An SEIU Healthcare Illinois-Indiana press release announced an event to celebrate the 30th anniversary of its first organizing win over home care providers. According to the SEIU, the unionizing campaign “catapulted home care workers out of the depths of poverty and reinvented the American labor movement.”

From the SEIU’s account, everything concerning home care workers is all sunshine and roses. Yet the union’s organizing campaign was deceptive and should be ruled illegal under federal labor law.
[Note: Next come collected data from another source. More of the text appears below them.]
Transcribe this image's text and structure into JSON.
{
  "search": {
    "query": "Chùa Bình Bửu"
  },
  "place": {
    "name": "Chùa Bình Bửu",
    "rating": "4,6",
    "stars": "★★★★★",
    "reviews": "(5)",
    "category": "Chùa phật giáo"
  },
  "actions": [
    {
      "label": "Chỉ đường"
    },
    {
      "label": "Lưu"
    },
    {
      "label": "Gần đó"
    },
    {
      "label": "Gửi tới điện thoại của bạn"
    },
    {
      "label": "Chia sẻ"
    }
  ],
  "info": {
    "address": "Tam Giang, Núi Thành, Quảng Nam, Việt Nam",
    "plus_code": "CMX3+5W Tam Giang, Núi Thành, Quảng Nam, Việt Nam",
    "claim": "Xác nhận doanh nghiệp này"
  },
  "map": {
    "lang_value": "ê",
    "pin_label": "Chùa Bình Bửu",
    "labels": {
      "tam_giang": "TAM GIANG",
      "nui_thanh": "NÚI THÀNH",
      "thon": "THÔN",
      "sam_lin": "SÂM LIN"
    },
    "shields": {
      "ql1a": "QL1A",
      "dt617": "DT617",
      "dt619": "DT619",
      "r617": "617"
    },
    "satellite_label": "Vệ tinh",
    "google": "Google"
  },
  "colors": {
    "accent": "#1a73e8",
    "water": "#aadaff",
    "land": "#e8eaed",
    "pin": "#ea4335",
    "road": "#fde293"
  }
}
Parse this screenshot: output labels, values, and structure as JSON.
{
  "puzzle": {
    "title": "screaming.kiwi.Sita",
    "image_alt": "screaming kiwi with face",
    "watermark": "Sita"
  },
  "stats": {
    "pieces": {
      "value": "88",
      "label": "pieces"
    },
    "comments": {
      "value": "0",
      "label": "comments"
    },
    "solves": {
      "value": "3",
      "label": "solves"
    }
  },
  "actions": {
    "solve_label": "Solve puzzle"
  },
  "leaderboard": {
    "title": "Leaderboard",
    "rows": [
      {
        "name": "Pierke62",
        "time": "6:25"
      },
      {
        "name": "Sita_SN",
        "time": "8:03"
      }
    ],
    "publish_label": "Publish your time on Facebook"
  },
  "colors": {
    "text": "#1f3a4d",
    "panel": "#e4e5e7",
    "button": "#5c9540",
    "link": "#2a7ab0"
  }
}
Childcareunioninfo.com, a group of licensed family child care providers who oppose unionization of their private small businesses, chronicle the union’s campaign:

the Illinois was the first state to unionize family child care providers when now disgraced Governor Rod Blagovich signed an Executive Order in 2005 ordering an election of those who were serving families on the child care assistance program. Those eligible to vote included grandparents caring for their grandchildren and Family, Friend or Neighbor caregivers that were not running a licensed family child care business. Because the vote only included those caring for children on the subsidy program, many licensed, professional family child care providers were excluded from the vote. Many providers in Illinois didn’t even know an election was happening as this election was not highly publicized [Emphasis added].

In the 2005 union election, only 16,700 out of 49,000 eligible voters returned ballots. And since Illinois is a forced-unionism state, all the home care providers are forced to pay dues, whether they voted for unionization or not. Additionally, the SEIU’s dues scheme amounts to 2.1 percent of the subsidy check with a minimum of $15 per month. This has amounted to the SEIU collecting over $60 million in dues from its members.

Another SEIU selling point for unionization was obtaining healthcare for home care providers. Yet today, only 5,000 Illinois home care workers receive healthcare out of SEIU Illinois’s 30,000 members. There are also strict requirements to qualify for state-sponsored healthcare.

The SEIU’s current membership of 30,000 brings up another problem with unionization. According to Jennifer Parrish, an in-home child care business operator, “Six years after unionization, 20,000 fewer children in Illinois were being served by the Child Care and Development Fund program.”

Finally, under the National Labor Relations Act, independent contractors or small business owners, which home care workers are designated, cannot collectively bargain. Currently, there is a pending lawsuit alleging just that in Minnesota.

While the SEIU celebrates its organizing victory over the weekend, it is important to remember the workers who never voted to unionize and have no choice but to pay union dues.